Sorting is the most-tested topic in placement DSA — not to write from scratch, but to compare. You should instantly recall each algorithm's time and space complexity, whether it is stable, and when each is the right choice.
Three speeds of sorting
The simple sorts (bubble, selection, insertion) are O(n²). The efficient comparison sorts (merge, heap) are O(n log n) guaranteed. Quicksort averages O(n log n) but degrades to O(n²) on bad pivots.
| Algorithm | Best | Average | Worst | Space | Stable |
|---|---|---|---|---|---|
| Bubble | O(n) | O(n^2) | O(n^2) | O(1) | Yes |
| Selection | O(n^2) | O(n^2) | O(n^2) | O(1) | No |
| Insertion | O(n) | O(n^2) | O(n^2) | O(1) | Yes |
| Merge | O(n log n) | O(n log n) | O(n log n) | O(n) | Yes |
| Quick | O(n log n) | O(n log n) | O(n^2) | O(log n) | No |
| Heap | O(n log n) | O(n log n) | O(n log n) | O(1) | No |
⚡ The edge
- Memorise the table: simple sorts are O(n²); merge and heap are O(n log n) guaranteed; quicksort is O(n log n) on average but O(n²) on a sorted input with a naive pivot.
- When a problem says values are small integers in a known range, a non-comparison sort (counting / radix) can hit O(n).
Worked example
One pass of bubble sort on [5, 1, 4, 2]. What is the array after the first pass?
- Compare and swap adjacent out-of-order pairs, left to right.

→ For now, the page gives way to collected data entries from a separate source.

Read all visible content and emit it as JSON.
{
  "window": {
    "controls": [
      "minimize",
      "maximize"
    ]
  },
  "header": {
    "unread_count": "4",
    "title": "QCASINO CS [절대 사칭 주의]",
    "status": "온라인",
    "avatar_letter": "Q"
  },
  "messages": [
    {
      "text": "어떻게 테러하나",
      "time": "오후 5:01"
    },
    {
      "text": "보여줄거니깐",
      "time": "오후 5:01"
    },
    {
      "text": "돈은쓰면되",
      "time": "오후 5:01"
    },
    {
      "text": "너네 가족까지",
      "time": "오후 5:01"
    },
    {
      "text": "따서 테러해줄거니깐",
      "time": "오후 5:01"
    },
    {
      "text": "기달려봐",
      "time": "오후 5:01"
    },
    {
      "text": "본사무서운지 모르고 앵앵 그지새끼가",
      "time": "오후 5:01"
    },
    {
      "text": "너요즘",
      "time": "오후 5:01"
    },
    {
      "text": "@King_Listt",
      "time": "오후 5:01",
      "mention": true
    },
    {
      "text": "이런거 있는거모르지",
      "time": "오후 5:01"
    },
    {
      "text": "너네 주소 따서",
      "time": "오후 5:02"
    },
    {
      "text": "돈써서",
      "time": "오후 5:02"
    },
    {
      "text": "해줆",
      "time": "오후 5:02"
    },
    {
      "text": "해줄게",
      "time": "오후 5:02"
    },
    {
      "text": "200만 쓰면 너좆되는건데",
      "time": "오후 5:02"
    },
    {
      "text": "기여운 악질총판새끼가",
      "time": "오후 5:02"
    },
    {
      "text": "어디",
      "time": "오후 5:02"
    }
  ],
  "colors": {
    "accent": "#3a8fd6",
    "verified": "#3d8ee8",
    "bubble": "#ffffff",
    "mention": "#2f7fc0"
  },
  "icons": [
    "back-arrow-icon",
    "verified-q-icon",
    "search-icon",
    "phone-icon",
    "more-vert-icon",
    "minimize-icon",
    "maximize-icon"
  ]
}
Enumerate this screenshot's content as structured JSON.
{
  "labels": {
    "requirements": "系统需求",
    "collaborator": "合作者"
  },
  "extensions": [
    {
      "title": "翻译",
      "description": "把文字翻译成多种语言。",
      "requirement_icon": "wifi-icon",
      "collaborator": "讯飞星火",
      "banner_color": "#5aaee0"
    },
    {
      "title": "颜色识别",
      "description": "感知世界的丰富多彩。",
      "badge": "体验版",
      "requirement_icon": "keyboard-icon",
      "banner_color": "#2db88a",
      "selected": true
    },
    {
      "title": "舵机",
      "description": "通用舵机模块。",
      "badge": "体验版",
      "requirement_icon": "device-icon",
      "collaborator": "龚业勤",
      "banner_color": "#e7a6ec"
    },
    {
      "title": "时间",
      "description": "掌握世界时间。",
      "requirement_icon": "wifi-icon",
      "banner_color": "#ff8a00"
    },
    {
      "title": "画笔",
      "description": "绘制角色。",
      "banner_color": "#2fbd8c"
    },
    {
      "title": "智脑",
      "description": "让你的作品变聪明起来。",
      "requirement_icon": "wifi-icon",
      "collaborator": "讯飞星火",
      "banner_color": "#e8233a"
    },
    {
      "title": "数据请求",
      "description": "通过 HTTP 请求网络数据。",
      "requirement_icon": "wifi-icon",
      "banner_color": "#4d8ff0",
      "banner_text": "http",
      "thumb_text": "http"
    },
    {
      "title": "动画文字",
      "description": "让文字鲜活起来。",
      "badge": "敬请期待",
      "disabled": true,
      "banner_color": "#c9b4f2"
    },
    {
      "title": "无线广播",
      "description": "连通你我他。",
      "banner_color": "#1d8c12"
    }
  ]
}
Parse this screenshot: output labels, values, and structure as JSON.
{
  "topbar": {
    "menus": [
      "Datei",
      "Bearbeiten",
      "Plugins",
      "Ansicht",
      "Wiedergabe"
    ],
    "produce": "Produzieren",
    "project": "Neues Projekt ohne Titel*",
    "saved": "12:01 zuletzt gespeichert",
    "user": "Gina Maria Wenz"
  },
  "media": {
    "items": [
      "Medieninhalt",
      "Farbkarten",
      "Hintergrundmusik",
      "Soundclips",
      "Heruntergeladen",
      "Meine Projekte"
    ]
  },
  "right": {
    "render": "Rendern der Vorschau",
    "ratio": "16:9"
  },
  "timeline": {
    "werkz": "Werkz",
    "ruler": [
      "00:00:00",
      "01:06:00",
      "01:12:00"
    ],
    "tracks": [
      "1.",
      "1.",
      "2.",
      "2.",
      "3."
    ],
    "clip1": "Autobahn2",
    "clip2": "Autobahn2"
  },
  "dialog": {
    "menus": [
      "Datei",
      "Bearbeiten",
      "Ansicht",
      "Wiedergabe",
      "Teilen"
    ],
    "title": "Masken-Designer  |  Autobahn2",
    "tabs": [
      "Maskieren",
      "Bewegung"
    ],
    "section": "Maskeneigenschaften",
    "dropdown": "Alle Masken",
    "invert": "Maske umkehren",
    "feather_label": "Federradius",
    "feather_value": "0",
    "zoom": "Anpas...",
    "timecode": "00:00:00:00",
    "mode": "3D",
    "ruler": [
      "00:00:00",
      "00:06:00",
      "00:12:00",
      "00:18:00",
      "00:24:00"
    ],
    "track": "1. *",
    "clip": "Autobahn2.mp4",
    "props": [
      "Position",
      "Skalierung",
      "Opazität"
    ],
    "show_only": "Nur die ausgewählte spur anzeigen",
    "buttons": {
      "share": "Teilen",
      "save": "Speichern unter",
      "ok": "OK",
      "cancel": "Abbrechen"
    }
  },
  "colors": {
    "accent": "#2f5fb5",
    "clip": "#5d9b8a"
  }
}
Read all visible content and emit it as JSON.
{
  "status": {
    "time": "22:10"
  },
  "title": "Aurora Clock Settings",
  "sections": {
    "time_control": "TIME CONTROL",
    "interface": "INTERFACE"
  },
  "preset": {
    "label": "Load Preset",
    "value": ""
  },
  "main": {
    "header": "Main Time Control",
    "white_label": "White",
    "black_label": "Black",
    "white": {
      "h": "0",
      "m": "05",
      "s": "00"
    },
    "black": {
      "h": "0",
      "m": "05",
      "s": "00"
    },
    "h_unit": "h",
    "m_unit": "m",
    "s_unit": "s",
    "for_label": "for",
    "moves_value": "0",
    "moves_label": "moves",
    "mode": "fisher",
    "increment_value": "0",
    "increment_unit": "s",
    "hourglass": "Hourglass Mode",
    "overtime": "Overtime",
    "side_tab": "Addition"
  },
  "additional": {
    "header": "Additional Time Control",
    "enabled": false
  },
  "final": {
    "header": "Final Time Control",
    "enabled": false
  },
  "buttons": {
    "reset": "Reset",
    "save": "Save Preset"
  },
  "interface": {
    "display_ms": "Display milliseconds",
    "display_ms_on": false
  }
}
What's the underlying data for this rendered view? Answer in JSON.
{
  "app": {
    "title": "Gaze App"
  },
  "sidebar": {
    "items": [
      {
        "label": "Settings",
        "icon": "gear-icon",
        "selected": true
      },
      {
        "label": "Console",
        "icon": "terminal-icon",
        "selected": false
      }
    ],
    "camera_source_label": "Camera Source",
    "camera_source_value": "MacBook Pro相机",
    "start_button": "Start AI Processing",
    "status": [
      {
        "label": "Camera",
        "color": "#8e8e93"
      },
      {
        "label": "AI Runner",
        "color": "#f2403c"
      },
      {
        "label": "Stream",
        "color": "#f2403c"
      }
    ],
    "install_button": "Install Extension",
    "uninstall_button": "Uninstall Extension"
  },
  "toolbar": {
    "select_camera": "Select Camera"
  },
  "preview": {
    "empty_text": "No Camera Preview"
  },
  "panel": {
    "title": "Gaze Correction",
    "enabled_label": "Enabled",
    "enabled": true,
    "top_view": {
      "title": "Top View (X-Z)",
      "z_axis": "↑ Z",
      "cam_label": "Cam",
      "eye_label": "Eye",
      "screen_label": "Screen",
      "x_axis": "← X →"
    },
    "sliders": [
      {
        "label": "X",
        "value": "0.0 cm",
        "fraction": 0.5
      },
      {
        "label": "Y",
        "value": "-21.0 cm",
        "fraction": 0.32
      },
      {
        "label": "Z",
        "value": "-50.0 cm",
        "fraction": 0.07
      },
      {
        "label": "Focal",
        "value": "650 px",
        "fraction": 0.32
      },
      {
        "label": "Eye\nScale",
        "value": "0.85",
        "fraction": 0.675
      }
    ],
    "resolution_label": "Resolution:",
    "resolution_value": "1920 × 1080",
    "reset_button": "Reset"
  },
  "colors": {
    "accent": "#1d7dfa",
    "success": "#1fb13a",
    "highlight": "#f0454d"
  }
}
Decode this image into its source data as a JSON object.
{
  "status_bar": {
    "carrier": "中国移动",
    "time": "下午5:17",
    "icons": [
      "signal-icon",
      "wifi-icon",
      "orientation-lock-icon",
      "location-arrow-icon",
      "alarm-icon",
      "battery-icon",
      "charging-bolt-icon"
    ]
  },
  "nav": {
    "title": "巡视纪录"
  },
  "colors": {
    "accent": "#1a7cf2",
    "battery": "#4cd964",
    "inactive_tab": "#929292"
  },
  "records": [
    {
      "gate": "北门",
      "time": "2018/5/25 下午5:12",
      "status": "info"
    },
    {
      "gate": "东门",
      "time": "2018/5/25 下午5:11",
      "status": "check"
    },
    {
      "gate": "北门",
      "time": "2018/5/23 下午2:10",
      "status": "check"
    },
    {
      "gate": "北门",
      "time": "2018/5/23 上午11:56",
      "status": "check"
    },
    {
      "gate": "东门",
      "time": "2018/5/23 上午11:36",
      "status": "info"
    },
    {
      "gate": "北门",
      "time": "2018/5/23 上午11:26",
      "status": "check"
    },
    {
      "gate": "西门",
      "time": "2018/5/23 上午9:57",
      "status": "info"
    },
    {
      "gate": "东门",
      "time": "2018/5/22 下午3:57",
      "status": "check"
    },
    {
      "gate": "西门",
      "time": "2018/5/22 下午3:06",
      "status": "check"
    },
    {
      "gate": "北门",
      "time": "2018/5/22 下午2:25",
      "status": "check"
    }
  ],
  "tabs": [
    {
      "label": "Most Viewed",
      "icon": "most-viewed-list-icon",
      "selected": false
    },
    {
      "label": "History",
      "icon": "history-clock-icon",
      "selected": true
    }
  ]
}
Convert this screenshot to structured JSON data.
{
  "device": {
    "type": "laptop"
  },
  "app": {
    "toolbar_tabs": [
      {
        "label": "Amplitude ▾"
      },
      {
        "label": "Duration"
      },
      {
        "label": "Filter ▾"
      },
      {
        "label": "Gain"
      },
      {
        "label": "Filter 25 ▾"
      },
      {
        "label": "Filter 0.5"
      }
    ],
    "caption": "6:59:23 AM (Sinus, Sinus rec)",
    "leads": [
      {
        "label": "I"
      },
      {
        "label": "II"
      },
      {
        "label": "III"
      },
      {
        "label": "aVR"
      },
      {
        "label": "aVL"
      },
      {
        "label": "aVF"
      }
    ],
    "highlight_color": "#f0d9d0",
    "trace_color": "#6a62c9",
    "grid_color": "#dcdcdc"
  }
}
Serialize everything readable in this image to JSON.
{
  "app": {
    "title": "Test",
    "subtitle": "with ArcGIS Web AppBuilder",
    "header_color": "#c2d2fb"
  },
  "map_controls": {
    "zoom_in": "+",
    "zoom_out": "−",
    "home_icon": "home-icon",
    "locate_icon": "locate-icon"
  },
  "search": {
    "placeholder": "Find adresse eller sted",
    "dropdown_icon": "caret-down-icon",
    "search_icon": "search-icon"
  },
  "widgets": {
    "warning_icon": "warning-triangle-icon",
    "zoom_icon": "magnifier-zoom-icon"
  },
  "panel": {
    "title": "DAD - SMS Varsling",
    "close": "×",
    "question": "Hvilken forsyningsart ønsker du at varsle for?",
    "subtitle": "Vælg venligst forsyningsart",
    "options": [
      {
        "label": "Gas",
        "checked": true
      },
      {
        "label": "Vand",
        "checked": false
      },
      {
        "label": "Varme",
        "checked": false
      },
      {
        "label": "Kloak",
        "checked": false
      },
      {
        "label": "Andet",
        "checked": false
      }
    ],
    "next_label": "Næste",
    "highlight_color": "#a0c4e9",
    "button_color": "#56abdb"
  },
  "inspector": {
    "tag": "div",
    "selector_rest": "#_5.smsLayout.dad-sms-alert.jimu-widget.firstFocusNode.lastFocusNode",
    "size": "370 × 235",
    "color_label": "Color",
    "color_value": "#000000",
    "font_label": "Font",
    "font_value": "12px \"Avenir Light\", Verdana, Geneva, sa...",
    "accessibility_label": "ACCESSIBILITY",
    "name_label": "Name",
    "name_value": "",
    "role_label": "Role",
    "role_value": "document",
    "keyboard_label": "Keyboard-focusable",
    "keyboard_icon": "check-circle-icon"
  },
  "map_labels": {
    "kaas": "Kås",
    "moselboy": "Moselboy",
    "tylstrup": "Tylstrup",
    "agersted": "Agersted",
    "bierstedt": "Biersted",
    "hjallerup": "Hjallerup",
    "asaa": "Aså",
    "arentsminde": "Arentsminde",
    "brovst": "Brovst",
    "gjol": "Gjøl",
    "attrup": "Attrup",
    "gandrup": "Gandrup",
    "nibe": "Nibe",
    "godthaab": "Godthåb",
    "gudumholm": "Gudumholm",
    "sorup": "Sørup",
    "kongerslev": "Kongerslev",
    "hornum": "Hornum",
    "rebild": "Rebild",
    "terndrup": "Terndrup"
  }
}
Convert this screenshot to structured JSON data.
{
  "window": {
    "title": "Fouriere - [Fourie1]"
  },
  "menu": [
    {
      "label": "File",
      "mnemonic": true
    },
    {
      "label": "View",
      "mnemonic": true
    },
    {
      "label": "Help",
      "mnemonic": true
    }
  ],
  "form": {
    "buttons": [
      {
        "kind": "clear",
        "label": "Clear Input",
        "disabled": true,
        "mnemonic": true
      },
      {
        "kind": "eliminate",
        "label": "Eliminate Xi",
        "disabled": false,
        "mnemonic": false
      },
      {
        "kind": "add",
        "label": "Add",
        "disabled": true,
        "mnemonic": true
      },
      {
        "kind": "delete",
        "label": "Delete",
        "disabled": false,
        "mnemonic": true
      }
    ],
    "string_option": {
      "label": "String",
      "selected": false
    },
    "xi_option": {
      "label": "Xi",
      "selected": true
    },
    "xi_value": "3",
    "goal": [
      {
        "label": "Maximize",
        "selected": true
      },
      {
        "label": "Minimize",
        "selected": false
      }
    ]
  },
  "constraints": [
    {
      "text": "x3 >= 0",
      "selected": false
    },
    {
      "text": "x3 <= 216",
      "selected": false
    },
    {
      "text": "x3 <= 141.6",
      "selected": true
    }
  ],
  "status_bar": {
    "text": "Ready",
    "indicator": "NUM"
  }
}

- 5>1 swap -> [1,5,4,2]; 5>4 swap -> [1,4,5,2]; 5>2 swap -> [1,4,2,5].
- After one pass the largest element (5) has 'bubbled' to the end.
Answer: [1, 4, 2, 5] — the max is now at the end
Worked example
Why is merge sort O(n log n)?
- It splits the array in half repeatedly, giving about log n levels of division.
- At each level, merging all the pieces touches every element once — O(n) work per level.
- log n levels times O(n) per level gives O(n log n).
Answer: log n levels x O(n) merge work = O(n log n)
⚠ Watch out
- Stability matters when sorting by one key while preserving another's order — merge and insertion are stable; quick and heap are not.
- Quicksort's worst case O(n²) happens on already-sorted input with a poor pivot — use a random or median pivot.
- Counting/radix sort beats O(n log n) only for bounded integer ranges, and uses extra space.